By 1988, after realising the changes occurring in the trade and shifting sales from the wholesalers to the pre-pack trade and the multiples, Wyer formed the Duchy Potato Group, to meet the demand of this expanding business.

Based near Land’s End, he had “30 farmers committed to supply through the group” and part of their promotion and PR campaign took them on an unusual trip to Buckingham Palace. Realising the value of the name ‘Duchy’ and its obvious association with Prince Charles and Cornwall, a plan was hatched to undertake a rather unorthodox marketing campaign.

A white Rolls Royce was hired to present a gift of their Premier brand potatoes in a sack displaying the company’s new insignia. Wyer not only delivered the goods into the safe keeping of a rather perplexed aide, but also struggled with a half-hundred weight the significant distance from the security gates at the end of Downing Street, to the front door of Number 10.

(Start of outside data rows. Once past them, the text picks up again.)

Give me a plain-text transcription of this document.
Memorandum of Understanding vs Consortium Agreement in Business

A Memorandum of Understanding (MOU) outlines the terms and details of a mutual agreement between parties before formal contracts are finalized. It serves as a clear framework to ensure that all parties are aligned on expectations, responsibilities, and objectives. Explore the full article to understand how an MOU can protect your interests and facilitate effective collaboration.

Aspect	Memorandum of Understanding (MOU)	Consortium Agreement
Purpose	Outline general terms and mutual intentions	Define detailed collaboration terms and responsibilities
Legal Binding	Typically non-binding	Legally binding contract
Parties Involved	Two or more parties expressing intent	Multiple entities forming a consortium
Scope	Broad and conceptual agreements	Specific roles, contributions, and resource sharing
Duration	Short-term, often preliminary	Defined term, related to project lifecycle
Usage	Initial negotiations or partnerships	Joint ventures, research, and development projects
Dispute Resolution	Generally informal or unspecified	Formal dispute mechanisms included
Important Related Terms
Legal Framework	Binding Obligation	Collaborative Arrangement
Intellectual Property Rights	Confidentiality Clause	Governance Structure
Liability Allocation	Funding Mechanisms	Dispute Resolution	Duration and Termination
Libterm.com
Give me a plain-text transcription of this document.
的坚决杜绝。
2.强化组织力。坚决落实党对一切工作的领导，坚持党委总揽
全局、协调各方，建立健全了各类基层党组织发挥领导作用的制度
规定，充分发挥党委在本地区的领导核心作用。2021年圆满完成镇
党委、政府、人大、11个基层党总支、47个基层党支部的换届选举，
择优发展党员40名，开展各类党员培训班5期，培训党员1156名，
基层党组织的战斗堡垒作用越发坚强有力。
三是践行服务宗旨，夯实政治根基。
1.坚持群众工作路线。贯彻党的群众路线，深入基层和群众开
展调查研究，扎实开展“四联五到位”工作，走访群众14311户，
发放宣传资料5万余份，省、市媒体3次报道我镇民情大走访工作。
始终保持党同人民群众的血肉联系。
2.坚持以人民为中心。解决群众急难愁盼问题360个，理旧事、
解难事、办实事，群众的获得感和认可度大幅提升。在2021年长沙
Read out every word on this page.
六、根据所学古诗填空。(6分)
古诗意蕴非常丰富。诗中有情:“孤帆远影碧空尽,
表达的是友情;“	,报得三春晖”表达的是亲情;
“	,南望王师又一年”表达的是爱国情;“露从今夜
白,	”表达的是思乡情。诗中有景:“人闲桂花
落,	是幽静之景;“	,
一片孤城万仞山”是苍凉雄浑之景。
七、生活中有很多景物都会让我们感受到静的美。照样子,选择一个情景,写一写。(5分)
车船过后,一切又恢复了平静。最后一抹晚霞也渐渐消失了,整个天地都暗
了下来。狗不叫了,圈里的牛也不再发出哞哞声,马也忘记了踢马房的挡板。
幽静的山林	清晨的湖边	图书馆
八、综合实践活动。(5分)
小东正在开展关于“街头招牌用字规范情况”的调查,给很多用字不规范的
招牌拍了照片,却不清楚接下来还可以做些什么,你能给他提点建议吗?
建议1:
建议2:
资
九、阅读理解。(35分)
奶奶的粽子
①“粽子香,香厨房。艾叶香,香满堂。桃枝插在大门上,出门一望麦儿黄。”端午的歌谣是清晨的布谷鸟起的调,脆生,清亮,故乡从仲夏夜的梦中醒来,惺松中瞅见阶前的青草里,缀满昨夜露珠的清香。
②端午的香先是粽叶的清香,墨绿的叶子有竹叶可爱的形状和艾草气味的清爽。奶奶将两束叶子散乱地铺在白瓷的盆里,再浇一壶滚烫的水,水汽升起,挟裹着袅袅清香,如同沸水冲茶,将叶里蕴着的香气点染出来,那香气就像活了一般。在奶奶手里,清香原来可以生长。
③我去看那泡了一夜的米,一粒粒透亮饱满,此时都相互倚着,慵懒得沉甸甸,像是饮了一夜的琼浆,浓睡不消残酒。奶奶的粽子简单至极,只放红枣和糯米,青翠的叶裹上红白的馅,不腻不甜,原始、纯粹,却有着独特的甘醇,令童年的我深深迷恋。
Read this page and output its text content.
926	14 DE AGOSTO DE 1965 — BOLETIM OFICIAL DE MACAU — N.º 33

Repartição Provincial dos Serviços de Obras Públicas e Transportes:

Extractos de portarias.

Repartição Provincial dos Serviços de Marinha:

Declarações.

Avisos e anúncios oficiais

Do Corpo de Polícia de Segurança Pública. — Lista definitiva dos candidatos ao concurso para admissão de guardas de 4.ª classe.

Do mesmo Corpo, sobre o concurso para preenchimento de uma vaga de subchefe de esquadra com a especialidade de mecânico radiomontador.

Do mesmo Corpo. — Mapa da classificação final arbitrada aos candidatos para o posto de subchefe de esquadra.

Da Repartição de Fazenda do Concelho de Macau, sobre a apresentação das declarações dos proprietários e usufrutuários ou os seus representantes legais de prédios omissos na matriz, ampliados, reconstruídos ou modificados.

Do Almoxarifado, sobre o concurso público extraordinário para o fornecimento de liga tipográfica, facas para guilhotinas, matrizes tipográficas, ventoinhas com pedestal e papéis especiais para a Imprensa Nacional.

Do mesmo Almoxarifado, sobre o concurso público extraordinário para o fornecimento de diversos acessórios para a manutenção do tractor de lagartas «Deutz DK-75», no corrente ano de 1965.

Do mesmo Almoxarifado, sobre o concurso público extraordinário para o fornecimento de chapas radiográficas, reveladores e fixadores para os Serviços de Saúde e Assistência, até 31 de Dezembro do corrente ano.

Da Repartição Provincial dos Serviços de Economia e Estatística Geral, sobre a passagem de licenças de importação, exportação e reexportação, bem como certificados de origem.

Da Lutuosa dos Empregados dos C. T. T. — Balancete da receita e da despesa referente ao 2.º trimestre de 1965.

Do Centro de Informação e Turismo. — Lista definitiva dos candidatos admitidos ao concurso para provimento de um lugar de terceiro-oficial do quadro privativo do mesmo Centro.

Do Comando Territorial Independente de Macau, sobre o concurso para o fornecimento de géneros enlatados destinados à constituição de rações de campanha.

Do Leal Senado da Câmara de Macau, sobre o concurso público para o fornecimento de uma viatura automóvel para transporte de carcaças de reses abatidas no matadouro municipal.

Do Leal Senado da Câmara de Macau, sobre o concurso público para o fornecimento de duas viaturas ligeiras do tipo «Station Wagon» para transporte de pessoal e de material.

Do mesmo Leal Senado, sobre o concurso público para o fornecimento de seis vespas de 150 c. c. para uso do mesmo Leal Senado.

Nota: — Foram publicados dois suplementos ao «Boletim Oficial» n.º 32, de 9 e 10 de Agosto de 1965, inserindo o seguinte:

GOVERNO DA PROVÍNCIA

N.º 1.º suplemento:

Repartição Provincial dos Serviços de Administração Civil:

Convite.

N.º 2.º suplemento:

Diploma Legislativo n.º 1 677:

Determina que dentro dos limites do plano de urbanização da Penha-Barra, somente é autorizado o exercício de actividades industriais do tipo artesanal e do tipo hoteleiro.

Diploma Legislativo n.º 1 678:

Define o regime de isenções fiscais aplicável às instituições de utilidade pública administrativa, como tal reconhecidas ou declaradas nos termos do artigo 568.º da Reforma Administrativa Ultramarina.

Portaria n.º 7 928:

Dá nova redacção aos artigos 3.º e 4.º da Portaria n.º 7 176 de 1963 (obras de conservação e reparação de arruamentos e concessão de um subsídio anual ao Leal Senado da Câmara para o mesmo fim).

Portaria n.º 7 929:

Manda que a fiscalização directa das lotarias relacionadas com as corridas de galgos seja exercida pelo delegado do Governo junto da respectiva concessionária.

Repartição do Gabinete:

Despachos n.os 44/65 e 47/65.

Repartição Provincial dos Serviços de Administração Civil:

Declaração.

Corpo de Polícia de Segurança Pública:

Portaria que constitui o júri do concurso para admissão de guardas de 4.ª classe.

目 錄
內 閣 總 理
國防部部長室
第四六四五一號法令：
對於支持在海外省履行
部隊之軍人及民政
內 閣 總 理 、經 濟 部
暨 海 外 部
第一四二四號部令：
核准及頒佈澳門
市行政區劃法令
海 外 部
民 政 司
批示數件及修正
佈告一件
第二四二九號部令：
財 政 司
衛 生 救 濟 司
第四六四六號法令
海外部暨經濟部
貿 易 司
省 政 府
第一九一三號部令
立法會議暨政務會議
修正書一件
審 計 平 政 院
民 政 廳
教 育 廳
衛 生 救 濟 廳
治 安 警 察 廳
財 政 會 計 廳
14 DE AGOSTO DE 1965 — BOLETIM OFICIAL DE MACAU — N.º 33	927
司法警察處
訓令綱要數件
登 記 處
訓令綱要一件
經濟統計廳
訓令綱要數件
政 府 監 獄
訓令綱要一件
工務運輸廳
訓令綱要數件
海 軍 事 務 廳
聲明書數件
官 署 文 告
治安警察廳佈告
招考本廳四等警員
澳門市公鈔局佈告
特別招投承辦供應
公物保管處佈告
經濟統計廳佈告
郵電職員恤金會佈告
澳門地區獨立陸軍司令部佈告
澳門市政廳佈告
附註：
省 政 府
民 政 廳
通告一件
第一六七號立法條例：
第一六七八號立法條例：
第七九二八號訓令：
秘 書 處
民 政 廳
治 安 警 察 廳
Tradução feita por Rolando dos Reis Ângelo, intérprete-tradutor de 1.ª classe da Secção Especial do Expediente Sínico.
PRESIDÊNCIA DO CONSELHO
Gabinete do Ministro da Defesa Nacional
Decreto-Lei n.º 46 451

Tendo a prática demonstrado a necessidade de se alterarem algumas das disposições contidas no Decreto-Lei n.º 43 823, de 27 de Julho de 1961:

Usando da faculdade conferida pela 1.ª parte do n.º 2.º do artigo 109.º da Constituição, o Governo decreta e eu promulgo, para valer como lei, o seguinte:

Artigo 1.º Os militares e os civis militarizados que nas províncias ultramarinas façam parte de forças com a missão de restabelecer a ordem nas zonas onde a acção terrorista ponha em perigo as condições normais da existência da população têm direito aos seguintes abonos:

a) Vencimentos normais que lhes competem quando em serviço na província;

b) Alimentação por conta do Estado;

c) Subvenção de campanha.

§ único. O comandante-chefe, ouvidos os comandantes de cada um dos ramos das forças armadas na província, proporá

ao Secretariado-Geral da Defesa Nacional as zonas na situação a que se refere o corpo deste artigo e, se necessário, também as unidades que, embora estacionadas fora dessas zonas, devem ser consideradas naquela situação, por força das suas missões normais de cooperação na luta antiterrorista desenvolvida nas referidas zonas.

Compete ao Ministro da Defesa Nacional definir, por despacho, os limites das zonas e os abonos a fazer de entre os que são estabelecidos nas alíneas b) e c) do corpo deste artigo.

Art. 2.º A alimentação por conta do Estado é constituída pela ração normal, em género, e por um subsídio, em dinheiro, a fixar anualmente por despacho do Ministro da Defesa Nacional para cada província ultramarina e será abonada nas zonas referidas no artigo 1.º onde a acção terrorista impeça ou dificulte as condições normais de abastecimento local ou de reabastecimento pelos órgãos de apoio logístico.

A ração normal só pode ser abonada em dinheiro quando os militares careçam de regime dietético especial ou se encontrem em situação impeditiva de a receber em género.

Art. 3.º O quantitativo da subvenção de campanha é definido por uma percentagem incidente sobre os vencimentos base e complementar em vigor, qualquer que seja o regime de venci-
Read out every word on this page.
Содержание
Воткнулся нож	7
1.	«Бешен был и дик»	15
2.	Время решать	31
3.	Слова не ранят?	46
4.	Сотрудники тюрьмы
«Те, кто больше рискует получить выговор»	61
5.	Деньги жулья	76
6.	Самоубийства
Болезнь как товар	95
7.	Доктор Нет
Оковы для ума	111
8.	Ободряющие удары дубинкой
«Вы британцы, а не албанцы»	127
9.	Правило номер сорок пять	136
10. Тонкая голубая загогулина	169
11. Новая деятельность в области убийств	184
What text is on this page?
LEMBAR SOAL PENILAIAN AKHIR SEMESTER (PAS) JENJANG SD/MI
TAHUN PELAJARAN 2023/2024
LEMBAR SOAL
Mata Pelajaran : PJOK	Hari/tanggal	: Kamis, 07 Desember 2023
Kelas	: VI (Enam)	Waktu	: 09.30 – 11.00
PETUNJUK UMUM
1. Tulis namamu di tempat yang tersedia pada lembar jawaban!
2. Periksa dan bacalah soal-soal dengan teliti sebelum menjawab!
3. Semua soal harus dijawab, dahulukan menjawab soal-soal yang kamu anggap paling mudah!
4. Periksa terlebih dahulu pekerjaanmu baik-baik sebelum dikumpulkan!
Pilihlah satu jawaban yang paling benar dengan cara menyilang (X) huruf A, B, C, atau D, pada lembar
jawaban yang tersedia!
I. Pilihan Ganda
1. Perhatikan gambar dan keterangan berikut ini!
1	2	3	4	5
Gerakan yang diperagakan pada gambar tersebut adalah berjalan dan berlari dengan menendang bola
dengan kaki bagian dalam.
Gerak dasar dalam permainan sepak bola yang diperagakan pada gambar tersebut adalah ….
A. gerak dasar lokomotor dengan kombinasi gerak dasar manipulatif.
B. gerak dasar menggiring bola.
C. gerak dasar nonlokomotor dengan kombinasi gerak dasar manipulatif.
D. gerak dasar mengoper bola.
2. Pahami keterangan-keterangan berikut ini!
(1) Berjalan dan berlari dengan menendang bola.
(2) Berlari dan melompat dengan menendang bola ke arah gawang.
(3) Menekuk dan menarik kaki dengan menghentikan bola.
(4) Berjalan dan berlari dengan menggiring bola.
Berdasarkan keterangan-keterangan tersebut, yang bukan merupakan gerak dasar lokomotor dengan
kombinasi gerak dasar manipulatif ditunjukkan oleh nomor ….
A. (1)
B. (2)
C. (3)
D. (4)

The Duchy Group then joined forces with Univeg, under the banner Cornish Potatoes Ltd, running the supply of their cabbage and cauliflowers parallel to the potatoes. Later, when a management buyout at Dalgety caused the formation of Greenvale AP, it was recognised that CPL “needed to create a brand image for Cornwall.” Subsequently, the ‘Cornish King’ brand was launched.

“Today the brand is being marketed with Cornish potatoes, brassica and cream,” says Wyer. It has also been “widely used by the Cornish Tourist Board.”

It was Greenvale’s 1999 withdrawal from Cornwall that precipitated his move to Rowe, with whom he had first had dealings in 1967, trading with the Rowe Brothers’ late grandparents.

He says his brief is to market Rowe’s potatoes in the first instance, but he does have two or three associate neighbouring growers with whom he works, marketing their crops.

Wyer continues to look forward to success with their varieties Premier and Lady Christ and the sensitive-skinned salad potatoes Charlotte and Maris Peer, so suited to his low acidity soil areas. He also heads the push towards a new era in the production of exclusive quality potatoes, by growing Tesco’s own premium variety, Smile.